I use the same setup to shoot on the open deck of ships at sea in rough weather, for which I add an Op/Tech hood hat on a lanyard to cover the lens hood while I'm not actually shooting. The hood hat keeps salt spray and mist from getting on the front element, and it's easy to handle when you're wearing gloves.
Thanks for the hilarious test. This only supports my suspicion. I am very much against the use of UV filters for most situations.
Yes, it protects the glass from sticky dust and other debri, but it hurts your image quality (reduced contrast, increased flares) and as we've seen here, in the case of catastrophic impact, it actually exacerbates the damage.
What's terrible about this I sell cameras for a living. I only make commision on a camera if I sell a filter with the camera. So I am coerced to describe UV filters as having a positive effect on the photograph when I know they do not. I hate it!
A deep lens hood protects your lens and increases your image quality better than any UV filter can.
hey,
I do paintball photography as well, CXBL level,
I think you miss understanding the point of filters like alot of new paintball photographers do.
The point of them is not to protect it from a hit. Because god i know that my front element is forsure thickier then that tiny filter.
Filters and ask Gary from paintball photography, they are used to change in a rush from having spray from a bunker or from a ball hitting you barrel of your lens ect... and getting spray on the front element, this way you can change the filter and away you go.

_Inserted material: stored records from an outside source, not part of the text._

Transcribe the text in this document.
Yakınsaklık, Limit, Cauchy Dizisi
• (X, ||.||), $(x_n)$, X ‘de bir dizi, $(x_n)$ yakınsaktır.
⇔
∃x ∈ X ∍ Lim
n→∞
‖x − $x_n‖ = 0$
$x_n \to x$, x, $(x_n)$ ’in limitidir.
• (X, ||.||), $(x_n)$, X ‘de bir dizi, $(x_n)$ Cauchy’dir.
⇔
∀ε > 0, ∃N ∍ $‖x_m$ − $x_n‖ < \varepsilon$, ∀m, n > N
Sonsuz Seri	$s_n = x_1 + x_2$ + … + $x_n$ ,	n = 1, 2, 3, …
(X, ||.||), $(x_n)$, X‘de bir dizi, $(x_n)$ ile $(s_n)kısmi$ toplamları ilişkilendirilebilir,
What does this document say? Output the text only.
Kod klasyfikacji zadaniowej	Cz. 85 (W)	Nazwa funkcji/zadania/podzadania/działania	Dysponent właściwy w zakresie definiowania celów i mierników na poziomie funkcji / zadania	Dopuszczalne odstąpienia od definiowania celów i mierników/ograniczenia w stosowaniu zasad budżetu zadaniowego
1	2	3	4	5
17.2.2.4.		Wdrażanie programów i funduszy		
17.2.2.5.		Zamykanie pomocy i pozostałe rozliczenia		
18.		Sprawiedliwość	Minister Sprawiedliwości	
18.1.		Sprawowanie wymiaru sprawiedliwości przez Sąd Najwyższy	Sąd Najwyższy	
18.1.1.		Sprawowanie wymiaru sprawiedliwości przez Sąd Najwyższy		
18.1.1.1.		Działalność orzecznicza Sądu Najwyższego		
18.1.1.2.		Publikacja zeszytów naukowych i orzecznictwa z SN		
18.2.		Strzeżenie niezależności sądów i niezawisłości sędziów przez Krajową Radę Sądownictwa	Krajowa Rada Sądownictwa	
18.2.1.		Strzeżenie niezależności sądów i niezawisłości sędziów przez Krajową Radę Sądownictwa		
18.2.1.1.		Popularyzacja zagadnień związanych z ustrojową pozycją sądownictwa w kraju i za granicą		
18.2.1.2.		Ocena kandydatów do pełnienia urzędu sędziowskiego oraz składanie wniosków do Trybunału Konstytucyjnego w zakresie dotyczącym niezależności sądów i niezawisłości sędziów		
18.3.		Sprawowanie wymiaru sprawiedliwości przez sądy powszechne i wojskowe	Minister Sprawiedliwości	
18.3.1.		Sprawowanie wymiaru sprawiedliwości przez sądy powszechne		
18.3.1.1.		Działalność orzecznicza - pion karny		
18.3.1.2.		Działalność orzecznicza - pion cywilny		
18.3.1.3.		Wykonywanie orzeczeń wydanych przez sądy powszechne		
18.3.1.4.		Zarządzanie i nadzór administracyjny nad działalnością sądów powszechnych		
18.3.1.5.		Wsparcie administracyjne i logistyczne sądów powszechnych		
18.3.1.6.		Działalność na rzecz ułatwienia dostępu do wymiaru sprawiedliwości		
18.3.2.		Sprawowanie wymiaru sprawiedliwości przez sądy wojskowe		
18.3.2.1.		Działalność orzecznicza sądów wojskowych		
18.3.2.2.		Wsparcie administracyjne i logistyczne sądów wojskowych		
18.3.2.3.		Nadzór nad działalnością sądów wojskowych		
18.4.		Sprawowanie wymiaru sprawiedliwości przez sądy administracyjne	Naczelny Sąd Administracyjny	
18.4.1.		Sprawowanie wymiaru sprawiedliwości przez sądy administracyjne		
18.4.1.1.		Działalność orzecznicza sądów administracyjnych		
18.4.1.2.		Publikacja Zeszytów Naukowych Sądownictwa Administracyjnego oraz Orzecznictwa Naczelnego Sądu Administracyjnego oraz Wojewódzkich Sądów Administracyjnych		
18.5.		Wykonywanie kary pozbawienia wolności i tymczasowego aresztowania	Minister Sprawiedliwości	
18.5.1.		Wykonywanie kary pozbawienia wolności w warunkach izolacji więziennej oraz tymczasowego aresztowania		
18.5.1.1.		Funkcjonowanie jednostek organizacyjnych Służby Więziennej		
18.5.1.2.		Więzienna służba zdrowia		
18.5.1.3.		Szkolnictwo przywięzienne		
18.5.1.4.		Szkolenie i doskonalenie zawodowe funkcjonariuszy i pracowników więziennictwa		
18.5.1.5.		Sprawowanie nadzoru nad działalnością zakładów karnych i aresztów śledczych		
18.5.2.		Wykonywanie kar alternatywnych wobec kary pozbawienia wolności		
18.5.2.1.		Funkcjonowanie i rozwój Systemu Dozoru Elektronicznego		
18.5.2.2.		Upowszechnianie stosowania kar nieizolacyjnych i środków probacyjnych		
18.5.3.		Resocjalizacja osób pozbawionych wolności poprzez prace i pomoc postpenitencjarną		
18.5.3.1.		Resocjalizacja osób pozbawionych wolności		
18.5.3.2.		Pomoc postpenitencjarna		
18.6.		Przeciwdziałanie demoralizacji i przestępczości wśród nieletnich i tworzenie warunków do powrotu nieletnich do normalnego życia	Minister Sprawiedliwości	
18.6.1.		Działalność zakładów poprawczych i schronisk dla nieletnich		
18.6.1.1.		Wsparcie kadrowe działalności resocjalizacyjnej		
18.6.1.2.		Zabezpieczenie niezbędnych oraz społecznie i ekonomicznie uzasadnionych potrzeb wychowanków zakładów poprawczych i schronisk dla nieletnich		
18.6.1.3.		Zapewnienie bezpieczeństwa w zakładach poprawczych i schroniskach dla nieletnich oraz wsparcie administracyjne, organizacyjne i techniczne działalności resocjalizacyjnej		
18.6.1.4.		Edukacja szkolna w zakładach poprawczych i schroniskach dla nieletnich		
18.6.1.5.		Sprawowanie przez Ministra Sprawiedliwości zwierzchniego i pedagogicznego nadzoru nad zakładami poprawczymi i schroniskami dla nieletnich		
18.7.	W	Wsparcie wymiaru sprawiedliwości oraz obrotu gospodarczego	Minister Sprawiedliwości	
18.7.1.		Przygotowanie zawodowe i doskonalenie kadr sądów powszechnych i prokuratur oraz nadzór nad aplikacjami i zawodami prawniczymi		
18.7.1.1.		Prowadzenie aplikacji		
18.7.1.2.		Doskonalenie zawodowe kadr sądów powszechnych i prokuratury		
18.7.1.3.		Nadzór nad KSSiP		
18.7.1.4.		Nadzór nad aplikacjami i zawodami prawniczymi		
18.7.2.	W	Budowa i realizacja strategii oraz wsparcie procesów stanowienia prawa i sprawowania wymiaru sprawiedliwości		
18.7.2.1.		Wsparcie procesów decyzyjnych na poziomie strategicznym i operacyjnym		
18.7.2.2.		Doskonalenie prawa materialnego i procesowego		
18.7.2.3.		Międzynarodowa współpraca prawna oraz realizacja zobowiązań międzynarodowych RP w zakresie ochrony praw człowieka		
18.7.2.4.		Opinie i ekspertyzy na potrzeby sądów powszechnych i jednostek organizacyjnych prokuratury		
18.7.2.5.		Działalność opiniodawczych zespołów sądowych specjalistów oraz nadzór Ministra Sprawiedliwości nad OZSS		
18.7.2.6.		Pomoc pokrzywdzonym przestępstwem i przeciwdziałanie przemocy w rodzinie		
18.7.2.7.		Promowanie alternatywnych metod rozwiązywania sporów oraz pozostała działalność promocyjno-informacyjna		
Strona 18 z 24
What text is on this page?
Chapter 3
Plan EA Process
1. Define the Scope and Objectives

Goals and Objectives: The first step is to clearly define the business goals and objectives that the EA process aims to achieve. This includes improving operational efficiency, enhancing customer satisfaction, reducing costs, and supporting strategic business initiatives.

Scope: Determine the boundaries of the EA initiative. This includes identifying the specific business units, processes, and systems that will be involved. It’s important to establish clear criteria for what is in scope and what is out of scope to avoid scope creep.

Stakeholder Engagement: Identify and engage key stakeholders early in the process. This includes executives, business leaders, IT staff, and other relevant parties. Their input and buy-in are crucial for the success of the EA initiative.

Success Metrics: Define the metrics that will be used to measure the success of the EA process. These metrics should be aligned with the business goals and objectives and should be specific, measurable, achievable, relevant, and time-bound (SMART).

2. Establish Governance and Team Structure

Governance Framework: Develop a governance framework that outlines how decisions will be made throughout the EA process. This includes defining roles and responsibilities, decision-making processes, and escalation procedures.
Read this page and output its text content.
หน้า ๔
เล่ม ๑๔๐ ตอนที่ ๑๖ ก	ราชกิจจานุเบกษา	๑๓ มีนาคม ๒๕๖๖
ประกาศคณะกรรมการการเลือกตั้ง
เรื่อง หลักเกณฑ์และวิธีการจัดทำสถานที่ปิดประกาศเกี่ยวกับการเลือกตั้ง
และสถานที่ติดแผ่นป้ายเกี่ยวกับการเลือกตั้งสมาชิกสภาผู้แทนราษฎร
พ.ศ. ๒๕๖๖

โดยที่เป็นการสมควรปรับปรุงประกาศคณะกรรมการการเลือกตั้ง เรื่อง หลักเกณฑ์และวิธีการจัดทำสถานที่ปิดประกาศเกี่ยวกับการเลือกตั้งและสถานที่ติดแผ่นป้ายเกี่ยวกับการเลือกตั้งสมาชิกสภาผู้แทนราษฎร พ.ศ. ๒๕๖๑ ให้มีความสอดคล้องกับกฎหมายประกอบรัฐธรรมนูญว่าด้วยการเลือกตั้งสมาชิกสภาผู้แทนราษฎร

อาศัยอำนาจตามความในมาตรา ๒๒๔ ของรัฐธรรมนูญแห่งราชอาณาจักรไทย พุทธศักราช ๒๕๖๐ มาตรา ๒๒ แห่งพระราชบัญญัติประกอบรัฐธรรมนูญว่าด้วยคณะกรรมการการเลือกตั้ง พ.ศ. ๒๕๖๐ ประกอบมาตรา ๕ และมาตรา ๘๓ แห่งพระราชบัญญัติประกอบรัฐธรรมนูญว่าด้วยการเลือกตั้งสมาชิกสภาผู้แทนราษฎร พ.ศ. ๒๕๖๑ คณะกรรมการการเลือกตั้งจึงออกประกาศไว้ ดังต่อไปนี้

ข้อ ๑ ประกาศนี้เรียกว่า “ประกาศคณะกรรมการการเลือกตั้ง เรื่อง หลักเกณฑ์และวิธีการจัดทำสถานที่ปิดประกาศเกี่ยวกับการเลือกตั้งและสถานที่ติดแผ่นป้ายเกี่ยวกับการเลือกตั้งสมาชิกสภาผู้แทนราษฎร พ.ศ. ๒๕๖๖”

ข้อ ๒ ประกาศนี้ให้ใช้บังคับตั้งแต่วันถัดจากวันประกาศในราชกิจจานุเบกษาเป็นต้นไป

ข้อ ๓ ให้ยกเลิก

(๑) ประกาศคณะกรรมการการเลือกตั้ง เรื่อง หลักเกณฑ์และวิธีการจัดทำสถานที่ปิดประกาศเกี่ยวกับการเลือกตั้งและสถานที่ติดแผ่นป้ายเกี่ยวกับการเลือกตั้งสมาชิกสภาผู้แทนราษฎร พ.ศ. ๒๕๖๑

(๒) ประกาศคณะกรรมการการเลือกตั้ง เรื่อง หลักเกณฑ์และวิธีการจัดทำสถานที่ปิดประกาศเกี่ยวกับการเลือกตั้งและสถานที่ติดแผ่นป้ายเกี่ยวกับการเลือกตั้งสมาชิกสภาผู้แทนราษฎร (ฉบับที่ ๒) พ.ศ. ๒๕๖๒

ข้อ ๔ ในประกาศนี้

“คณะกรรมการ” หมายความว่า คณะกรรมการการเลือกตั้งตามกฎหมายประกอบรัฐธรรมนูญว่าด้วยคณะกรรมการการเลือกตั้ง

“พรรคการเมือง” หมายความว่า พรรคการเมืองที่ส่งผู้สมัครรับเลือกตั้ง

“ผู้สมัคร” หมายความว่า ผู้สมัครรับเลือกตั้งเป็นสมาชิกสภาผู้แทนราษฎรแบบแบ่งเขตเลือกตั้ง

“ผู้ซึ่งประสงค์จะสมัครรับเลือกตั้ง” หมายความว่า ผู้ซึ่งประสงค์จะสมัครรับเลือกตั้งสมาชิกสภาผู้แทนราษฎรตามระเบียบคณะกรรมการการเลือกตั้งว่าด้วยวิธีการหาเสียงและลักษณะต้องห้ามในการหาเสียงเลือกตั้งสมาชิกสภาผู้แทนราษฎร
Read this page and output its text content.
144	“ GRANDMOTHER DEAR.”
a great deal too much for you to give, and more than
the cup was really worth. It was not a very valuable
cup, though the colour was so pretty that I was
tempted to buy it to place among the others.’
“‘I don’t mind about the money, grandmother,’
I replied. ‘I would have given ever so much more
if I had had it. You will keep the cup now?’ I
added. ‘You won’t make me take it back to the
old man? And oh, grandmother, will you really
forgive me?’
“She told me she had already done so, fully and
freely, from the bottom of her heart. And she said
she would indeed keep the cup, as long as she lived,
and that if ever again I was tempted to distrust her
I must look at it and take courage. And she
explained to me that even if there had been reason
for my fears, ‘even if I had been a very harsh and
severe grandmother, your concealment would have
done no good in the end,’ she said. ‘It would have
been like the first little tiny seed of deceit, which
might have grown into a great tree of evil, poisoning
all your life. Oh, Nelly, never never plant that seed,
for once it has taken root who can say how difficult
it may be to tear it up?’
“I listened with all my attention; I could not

As for protection against a direct hit, sure its great, but sadly out of the many time i get spray vs Never getting hit Directly in the middle of the filter, i'll go filter any day.
And as for protection for the body and lens, Kata E-702 for life haha
Jeremy Maillet wrote:
I think you miss understanding the point of filters like alot of new paintball photographers do.
The fact that I don't agree with you doesn't mean that I don't understand the issues - it means that I don't agree with you. I shoot woodsball, not speedball, so it's not quite as intense. If I shot CXBL, then I might use a filter, too.
how would that be any different, paint is paint at the end of the day.
It would be more likely that you would get spray on you from woodsball then speedball. With tree branches cutting the balls and spray would go all over the place. If anything i would be more prone to use filters in woodsball more then speedball.
I can't understand that you would go out there barebones... It just doesn't sound smart. You would have to have cleaning solution on you at all time to take the oil off your lens that you would get from so much spray or a direct hit.
You go out there in some form of bright colors and woodsballers are usually quite smart and don't just shoot at anything that moves.
I still completly disagree with you.